Because weakness in the core muscles that help stabilize the spine has been linked to up to a three-times increased risk of new-onset low back pain, improving endurance and control in this muscle group may help reduce one’s risk. The core muscles include the abdominals, back, and gluteal muscles. In addition to stabilizing the spine to help stay upright, strong core muscles are important for maintaining balance through proprioception and for supporting the wide range of motion the trunk performs—from rotation, to bending forward, to side-bending, and backward movement. Key core-strengthening exercises include:
- Front plank: Lie face down and prop yourself up on your elbows under your shoulders. Lift your body onto your elbows and toes (or knees for an easier version). Keep your body in a straight line from shoulders to heels, tighten your stomach and glutes, and avoid letting your hips sag or rise.
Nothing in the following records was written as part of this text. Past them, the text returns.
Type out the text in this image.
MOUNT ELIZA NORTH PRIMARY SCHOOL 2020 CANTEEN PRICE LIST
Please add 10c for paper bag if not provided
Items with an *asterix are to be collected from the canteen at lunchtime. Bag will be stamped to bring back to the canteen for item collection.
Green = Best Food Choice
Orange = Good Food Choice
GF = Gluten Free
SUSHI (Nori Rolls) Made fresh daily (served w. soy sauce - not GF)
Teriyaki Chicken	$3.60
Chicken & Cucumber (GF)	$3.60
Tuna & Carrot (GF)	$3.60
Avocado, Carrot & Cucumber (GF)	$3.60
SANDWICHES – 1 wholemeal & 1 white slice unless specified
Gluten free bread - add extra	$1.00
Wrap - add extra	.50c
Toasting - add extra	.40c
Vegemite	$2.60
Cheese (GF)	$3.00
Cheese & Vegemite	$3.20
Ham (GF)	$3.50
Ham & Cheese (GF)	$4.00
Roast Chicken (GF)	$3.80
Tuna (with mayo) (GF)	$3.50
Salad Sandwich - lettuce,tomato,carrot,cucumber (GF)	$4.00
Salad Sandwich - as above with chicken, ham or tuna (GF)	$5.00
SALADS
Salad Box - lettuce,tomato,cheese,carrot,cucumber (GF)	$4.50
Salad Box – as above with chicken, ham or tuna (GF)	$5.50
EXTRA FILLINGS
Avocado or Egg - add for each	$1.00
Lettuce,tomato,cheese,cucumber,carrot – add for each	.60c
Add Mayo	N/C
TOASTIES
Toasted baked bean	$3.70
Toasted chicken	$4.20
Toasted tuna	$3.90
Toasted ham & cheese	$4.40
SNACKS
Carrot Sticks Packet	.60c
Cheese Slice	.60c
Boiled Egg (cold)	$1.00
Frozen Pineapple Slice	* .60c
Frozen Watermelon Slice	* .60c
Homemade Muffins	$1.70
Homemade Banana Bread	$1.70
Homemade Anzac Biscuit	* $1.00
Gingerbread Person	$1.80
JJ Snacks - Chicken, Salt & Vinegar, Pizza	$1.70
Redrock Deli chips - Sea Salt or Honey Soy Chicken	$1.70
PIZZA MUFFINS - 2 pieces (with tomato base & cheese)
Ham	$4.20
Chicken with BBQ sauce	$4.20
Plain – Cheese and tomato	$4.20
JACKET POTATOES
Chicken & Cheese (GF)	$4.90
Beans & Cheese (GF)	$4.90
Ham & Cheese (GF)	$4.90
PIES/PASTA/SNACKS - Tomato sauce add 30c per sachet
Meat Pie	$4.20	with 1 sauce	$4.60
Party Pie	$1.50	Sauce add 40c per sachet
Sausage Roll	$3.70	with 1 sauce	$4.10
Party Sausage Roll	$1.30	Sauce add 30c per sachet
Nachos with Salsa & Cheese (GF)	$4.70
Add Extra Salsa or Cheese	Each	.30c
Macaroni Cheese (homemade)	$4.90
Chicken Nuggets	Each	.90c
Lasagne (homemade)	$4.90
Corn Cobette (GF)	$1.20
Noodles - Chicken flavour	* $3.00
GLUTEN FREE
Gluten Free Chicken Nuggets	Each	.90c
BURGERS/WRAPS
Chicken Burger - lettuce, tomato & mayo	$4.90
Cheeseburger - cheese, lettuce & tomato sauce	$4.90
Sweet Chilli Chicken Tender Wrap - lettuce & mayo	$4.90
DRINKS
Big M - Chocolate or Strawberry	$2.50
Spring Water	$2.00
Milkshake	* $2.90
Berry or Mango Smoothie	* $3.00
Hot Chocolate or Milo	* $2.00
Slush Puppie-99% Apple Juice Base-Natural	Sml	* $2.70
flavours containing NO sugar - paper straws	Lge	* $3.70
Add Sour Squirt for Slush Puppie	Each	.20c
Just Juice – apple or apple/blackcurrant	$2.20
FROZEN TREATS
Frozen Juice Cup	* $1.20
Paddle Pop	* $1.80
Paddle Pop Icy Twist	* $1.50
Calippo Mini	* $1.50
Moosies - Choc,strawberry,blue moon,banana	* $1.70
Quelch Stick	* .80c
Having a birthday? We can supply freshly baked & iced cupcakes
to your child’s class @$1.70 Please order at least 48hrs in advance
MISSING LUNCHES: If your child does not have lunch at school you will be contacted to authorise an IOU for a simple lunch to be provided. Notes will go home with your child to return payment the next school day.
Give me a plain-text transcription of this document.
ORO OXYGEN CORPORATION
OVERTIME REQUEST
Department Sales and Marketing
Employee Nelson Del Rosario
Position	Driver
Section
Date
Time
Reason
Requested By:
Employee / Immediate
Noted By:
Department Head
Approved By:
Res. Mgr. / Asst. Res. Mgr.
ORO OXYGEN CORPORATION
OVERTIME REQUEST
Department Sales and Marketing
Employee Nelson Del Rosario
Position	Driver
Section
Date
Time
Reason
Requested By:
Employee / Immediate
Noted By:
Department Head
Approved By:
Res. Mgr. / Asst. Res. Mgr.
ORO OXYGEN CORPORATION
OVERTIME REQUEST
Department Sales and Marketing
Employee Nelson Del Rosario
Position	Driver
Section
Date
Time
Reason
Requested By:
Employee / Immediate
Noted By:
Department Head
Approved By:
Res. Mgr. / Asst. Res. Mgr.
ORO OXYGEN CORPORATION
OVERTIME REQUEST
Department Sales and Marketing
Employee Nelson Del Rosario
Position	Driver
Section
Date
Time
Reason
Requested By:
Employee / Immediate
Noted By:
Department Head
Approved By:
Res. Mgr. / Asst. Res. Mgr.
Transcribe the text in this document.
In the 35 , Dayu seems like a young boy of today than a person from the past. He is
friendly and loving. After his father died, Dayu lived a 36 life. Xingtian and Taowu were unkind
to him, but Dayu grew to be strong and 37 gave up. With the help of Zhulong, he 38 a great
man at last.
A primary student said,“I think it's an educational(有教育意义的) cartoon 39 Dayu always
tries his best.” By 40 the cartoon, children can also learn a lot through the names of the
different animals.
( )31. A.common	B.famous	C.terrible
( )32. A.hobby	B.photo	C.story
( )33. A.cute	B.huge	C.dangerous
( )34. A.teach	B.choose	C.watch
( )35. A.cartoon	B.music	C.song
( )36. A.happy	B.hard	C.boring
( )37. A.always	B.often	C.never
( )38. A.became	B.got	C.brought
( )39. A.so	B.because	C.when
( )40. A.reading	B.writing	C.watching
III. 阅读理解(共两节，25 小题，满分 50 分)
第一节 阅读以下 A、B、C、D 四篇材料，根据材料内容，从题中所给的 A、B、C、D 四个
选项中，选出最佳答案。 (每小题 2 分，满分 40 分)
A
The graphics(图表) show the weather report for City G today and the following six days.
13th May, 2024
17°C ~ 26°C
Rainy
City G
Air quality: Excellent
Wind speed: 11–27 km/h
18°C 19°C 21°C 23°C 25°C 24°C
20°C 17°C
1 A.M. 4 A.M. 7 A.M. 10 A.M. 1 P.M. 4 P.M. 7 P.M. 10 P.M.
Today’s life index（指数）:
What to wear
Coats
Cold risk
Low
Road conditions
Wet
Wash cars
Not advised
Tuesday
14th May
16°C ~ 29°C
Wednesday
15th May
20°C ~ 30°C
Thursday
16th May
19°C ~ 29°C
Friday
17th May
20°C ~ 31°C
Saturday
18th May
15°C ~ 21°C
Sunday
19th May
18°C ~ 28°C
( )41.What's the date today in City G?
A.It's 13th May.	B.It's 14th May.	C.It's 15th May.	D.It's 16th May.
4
Hold 10–30 seconds, repeat three to five times, working up to a 60-second hold.
- Side plank: Lie on one side with your elbow directly under your shoulder. Lift your hips off the floor so your body forms a straight line from shoulders to feet. Keep your core tight and don’t let your hips roll forward or backward. For an easier version, bend your knees and lift your hips. Hold 10–25 seconds per side and repeat three to five times.
- Bird dog: Start on hands and knees with hands under shoulders and knees under hips. Tighten your stomach slightly and keep your back flat. Slowly extend one arm forward and the opposite leg backward. Keep hips level and avoid arching your back. Hold for five to ten seconds, return to start, then switch sides. Do eight to twelve repetitions per side.
- Glute bridge: Lie on your back with knees bent and feet flat on the floor about hip-width apart. Tighten your stomach and squeeze your glutes. Lift your hips until your shoulders, hips, and knees form a straight line. Avoid arching your lower back. Hold three to five seconds at the top, then slowly lower. Perform ten to fifteen repetitions for two to three sets.
- Dead bug: Lie on your back with arms straight up and knees bent at 90 degrees. Tighten your stomach gently so your lower back stays flat against the floor. Slowly lower one arm overhead and extend the opposite leg toward the floor. Only go as far as you can without your back arching. Return to start and switch sides. Perform eight to twelve slow, controlled repetitions per side.
Further strategies to reduce the risk of low back pain include maintaining a healthy weight; improving workstation ergonomics; practicing good posture, especially when sitting and lifting; engaging in regular low-impact aerobic exercise such as walking or swimming; following a balanced, minimally processed dietary pattern (such as a Mediterranean-style diet); avoiding tobacco use; and stretching before and after physical activity, especially the hamstrings which are often overly tight in low back pain cases. While these practices may not completely prevent low back pain, they can improve the changes for a speedier recovery as well reduce the risk of recurrence.